Lighting was the first thing I tackled. From my previous project, I had lighting slightly under controll, but didn't really understand what was happening. So, in order to debug my code, I had to back track and carefully inspect each and every step, sometimes hand-calculating vectors to see if my expectations matched what my program was doing. After finding some flaws in my code, and rewriting some problems, I was able to correctly calculate the normals for each polygon, sum up the polygon normals for each point, and then use these to correctly shade each polygon with glNormal3d().

Then came the more challenging part of this project, an independent camera. I first worked on zooming forwards and backwards, thinking that this would be the easiest of all independent movement. This basically just involves finding the difference between the camera position and the lookAt point. Then multiply it by a magic number that'll determine how "fast" we want to do the zooming.

Next was trying to figure out how to rotate left and rotate right, regardless of the orientation of the camera. This alone took aproximately a day's worth of trial and error, and finally I came up with the idea of creating a new "left" vector, of which I could use to do relative movement.
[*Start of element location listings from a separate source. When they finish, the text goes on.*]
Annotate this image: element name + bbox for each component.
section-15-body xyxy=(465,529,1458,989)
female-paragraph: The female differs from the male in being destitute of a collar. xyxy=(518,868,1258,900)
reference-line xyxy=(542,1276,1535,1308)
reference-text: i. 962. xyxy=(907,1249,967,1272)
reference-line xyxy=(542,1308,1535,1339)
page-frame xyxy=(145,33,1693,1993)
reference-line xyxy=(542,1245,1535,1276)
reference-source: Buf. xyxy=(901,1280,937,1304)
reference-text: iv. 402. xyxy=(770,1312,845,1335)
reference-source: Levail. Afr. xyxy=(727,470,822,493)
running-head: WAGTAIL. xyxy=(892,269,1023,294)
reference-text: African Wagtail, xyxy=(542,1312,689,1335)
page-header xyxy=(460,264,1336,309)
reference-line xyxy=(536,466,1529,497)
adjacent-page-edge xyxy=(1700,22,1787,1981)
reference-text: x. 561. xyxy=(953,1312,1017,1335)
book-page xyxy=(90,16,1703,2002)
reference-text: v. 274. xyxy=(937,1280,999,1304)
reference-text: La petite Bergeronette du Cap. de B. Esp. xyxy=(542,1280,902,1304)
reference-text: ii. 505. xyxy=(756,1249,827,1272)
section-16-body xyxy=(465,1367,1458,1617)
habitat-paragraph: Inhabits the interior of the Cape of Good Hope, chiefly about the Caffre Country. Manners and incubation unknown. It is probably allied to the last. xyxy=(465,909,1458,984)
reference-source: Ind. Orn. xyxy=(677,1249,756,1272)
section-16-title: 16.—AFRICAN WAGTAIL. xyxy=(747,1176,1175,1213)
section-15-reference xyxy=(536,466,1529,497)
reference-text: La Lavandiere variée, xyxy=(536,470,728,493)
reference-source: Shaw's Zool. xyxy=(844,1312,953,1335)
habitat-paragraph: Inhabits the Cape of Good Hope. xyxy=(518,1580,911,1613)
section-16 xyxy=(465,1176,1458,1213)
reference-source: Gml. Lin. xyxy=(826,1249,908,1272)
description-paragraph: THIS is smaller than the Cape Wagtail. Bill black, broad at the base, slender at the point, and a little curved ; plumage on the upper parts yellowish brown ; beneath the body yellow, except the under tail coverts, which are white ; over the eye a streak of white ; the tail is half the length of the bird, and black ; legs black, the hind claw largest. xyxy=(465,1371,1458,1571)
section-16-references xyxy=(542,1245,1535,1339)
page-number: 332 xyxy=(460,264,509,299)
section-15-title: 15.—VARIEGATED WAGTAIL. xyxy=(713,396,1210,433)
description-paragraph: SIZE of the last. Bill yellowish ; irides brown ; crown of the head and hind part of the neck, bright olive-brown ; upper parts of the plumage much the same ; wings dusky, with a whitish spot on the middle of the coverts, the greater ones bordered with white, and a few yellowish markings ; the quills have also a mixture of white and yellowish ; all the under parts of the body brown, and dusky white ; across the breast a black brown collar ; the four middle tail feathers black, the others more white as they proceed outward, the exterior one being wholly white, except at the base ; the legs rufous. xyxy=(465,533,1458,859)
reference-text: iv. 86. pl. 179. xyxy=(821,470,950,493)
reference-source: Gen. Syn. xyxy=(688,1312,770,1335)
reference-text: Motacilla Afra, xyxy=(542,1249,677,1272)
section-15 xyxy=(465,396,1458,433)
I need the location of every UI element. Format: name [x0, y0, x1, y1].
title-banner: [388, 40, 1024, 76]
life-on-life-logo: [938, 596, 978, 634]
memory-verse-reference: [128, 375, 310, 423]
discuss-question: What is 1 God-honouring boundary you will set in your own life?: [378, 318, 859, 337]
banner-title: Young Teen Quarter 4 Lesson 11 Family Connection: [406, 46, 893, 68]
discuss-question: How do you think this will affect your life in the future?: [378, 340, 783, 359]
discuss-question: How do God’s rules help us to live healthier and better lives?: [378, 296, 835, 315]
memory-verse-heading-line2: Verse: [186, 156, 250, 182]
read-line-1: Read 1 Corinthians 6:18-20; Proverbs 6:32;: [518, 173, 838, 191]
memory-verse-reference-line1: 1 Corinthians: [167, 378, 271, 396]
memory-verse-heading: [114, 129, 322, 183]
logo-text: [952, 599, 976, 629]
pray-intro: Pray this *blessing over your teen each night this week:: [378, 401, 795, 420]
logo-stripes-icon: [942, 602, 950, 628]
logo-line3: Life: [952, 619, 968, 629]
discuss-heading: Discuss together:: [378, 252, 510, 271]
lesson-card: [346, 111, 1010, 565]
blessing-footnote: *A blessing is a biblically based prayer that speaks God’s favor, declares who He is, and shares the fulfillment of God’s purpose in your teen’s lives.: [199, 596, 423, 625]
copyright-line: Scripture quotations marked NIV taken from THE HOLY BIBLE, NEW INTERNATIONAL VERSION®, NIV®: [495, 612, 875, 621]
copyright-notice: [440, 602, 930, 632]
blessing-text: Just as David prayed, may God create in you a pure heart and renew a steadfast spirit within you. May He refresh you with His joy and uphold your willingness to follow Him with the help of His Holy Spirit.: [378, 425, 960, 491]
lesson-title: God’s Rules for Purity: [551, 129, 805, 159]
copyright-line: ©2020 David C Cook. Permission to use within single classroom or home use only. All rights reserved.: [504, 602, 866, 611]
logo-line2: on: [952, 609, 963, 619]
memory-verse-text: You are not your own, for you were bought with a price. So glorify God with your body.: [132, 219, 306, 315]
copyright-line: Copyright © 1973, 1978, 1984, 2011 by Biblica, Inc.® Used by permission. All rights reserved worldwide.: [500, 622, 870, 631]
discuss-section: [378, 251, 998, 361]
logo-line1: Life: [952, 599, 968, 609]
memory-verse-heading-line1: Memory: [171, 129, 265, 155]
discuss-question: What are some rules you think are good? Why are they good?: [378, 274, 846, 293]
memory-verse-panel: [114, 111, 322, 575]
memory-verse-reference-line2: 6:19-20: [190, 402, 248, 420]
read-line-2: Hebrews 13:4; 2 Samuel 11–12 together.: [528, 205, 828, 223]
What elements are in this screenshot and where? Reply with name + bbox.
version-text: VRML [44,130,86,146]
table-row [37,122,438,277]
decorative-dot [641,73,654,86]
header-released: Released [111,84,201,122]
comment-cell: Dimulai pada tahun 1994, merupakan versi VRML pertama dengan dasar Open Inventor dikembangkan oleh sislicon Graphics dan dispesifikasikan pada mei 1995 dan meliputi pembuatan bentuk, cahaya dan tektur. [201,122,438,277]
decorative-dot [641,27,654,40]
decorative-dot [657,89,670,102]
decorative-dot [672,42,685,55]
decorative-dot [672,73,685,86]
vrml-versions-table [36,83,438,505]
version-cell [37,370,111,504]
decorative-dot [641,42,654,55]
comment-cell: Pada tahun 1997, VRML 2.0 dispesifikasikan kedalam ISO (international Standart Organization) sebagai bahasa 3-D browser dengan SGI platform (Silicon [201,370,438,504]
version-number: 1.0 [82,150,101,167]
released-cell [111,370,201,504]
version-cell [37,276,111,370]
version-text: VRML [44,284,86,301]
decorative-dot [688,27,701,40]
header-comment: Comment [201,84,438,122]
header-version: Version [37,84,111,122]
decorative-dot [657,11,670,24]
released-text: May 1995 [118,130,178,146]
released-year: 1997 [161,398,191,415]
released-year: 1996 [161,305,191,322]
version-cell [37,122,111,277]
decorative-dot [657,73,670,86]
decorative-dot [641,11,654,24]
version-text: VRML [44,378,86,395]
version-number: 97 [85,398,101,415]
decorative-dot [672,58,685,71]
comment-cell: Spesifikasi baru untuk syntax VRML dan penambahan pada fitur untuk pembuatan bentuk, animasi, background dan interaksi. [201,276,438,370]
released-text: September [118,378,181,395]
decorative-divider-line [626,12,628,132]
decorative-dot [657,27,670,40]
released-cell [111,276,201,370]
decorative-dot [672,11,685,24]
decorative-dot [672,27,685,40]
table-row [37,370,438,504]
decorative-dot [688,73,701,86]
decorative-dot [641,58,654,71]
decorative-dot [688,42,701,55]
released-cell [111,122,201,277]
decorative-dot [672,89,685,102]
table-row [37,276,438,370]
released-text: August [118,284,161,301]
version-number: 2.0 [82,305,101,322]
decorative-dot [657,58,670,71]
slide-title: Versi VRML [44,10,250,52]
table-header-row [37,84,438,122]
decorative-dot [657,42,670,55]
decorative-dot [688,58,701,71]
I use a "left" vector, a "forward" vector, and an "up" vector, all of unit-size, all centered at the origin of the camera, as the vectors that assit me in rotating the camera.

When I want to rotate left, I take a fraction of my left vector, add it to my forward vector, and this produces a new vector, which is the equivelent of a "left tick" of my forward vector. I normalize this vector, and rename it my forward vector. I then take my up vector, cross it with my new forward vector, and produce my new left vector. Similar steps are used to do the up-down rotating and the clockwise-counter-clockwise rotations.

Texturing ideas, and code for loading .rgb files, were taken from Ben Gertzfield's source code. As of the writing of this, texturing is yet to work, though.

In order to diplay my world, I had to create a list of objects to be displayed, along with a configurable default settings file that could be associated with each object. This turned out to be a fairly simple, yet powerfull "setup" that allows the basic landscaping of any amount of standard objects.